In this blog post, you’ll learn some of the principles of workload evaluation and the critical role it plays in hardware selection. You’ll also learn the various factors that Hadoop administrators should take into account during this process.網絡

在這篇博客裏，你將學到工做場景的評估原則和你選擇的硬件擔任的角色，還有在這個過程當中，hadoop管理員須要考慮的各類因素。app

存儲結合計算

Over the past decade, IT organizations have standardized on blades and SANs (Storage Area Networks) to satisfy their grid and processing-intensive workloads. While this model makes a lot of sense for a number of standard applications such as web servers, app servers, smaller structured databases, and data movement, the requirements for infrastructure have changed as the amount of data and number of users has grown. Web servers now have caching tiers, databases have gone massively parallel with local disk, and data movement jobs are pushing more data than they can handle locally.ide

在過去的十年裏，IT組織制定了刀片機、網絡存儲設備（SAN）等標準來知足網絡和處理密集型工做。這對於大量的標準應用是有意義的，例如web服務器，應用服務器，結構化數據庫和數據移動，隨着用戶量和數據量增加到必定數量，對基礎設施的需求就變了。Web服務器如今有緩存層，本地數據庫已經不能處理大量的磁盤並行任務和數據移動。oop

Hardware vendors have created innovative systems to address these requirements including storage blades, SAS (Serial Attached SCSI) switches, external SATA arrays, and larger capacity rack units.
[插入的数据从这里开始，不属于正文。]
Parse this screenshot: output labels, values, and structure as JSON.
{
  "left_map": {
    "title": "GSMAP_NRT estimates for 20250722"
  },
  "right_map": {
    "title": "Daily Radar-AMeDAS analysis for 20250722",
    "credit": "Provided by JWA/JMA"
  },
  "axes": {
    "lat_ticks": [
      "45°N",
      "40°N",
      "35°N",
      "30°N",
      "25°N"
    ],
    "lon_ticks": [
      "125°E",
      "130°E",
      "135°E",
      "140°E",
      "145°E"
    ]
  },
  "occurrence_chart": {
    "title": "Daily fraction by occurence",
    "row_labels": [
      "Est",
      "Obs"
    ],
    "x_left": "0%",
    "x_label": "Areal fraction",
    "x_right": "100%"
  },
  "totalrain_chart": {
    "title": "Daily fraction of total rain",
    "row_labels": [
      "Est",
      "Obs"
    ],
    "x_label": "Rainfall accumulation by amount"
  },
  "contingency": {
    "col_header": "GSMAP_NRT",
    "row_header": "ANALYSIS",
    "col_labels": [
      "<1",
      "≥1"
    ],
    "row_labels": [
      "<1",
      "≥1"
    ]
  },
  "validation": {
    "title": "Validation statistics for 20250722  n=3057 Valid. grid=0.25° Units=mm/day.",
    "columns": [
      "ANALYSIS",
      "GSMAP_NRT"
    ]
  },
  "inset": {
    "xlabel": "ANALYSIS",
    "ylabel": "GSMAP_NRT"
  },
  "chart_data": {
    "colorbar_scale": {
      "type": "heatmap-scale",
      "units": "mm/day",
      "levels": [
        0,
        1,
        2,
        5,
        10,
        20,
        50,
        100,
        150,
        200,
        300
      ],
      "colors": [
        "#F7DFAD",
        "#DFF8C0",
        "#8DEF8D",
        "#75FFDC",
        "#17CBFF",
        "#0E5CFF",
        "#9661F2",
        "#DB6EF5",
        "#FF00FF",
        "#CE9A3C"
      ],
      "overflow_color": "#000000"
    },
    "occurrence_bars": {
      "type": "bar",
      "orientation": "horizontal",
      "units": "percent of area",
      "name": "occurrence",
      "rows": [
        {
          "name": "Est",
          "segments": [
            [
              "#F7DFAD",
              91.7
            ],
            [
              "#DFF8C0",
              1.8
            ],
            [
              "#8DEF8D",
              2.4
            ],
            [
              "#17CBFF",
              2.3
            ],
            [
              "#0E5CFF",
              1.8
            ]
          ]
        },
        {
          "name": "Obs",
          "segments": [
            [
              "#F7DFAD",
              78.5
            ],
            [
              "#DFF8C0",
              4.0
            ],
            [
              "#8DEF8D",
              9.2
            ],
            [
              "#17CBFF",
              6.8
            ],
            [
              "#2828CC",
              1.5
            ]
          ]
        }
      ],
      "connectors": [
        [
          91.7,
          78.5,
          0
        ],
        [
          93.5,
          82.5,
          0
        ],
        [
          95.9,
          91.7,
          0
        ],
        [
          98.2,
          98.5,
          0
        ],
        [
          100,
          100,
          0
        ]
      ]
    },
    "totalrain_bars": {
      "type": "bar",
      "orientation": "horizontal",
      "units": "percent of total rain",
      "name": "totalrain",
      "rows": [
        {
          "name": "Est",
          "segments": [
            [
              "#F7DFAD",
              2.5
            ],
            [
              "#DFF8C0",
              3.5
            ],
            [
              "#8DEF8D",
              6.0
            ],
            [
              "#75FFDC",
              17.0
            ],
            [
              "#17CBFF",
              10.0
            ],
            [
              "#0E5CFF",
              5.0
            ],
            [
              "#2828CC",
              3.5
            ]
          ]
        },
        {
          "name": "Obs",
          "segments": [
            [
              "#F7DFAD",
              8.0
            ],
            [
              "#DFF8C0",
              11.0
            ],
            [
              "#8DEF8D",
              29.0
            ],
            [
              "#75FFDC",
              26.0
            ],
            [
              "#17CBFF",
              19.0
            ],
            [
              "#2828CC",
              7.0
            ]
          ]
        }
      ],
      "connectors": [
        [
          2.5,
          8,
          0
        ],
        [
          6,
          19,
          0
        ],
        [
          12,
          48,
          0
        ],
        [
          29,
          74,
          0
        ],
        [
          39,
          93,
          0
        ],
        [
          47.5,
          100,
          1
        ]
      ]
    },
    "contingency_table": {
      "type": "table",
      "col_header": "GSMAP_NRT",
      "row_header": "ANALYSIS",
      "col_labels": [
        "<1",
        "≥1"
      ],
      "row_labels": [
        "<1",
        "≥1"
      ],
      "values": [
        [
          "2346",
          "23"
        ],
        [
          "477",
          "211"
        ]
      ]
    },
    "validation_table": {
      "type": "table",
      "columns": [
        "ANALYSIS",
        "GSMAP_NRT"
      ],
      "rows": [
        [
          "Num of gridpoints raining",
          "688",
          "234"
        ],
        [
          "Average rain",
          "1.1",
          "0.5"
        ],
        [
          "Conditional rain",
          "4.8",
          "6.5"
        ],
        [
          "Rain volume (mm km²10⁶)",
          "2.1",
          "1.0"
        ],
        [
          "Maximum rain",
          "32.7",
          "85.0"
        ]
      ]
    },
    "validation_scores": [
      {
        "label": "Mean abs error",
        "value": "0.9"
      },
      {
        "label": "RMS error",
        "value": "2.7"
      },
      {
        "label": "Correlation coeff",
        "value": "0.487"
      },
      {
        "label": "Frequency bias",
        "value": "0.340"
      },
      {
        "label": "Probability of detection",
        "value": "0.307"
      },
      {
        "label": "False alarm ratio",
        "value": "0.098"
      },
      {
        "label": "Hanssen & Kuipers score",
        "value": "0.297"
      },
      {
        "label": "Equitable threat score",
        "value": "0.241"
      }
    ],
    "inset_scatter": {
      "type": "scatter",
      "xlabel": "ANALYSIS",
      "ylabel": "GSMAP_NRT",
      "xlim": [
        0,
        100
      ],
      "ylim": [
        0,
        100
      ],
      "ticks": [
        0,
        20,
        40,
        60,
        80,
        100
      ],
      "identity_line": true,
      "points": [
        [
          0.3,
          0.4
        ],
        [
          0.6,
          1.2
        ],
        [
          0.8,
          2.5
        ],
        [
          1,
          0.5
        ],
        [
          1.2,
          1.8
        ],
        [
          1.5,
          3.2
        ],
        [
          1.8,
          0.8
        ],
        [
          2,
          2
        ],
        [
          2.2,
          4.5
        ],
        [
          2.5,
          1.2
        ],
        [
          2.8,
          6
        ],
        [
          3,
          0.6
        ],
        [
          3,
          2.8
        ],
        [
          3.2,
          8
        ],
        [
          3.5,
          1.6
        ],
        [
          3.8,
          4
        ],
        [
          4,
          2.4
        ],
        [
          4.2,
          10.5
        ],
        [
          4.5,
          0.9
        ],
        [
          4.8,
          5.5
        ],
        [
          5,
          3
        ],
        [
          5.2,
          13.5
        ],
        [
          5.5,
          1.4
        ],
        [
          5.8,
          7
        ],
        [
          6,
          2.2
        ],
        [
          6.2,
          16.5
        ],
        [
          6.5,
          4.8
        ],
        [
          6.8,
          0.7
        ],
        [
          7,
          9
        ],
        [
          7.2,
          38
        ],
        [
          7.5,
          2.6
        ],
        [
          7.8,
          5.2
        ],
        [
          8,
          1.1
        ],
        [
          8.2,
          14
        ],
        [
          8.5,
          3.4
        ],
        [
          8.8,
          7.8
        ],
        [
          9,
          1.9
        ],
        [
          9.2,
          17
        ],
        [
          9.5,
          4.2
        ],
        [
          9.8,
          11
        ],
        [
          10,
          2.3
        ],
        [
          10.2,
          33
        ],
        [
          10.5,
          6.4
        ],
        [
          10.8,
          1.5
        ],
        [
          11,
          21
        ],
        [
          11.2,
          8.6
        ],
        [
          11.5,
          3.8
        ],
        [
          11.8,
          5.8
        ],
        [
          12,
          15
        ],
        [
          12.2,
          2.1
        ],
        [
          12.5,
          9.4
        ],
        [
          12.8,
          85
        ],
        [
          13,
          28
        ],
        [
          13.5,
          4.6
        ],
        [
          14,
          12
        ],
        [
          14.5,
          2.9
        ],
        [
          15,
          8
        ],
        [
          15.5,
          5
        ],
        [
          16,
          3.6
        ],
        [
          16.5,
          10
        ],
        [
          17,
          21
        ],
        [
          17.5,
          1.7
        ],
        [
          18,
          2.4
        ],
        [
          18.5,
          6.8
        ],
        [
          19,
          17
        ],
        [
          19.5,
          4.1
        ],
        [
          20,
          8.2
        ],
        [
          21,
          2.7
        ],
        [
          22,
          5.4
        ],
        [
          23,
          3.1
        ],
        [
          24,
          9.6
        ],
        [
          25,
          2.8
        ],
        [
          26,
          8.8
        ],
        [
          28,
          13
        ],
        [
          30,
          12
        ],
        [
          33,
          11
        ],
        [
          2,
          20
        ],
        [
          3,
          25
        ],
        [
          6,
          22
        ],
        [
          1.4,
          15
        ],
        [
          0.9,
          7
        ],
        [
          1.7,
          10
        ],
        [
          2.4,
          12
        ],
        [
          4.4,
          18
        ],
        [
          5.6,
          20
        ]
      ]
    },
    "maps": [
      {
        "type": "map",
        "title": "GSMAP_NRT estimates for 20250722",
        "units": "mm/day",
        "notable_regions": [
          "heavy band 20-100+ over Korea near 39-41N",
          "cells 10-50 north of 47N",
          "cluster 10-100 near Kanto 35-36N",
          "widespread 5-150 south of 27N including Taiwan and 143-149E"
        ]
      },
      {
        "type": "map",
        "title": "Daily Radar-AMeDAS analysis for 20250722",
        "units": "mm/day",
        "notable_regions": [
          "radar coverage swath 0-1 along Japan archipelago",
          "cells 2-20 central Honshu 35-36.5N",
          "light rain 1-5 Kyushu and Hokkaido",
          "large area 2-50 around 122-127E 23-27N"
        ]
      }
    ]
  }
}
However, Hadoop is based on a new approach to storing and processing complex data, with data movement minimized. Instead of relying on a SAN for massive storage and reliability then moving it to a collection of blades for processing, Hadoop handles large data volumes and reliability in the software tier.post

硬件供應商們建立了不少革命性的系統來知足這些需求，例如刀片存儲，SAS交換機，擴展SATA陣列和大容量機架單元。而後，Hadoop基於一種新的方式來存儲和處理複雜的數據，經過最小化的數據移動。Hadoop在軟件層處理大數據量和可靠性，而不依賴SAN設備的海量存儲和可靠性，而後移動到一系列刀片機上來計算。性能

Hadoop distributes data across a cluster of balanced machines and uses replication to ensure data reliability and fault tolerance. Because data is distributed on machines with compute power, processing can be sent directly to the machines storing the data. Since each machine in a Hadoop cluster stores as well as processes data, those machines need to be configured to satisfy both data storage and processing requirements.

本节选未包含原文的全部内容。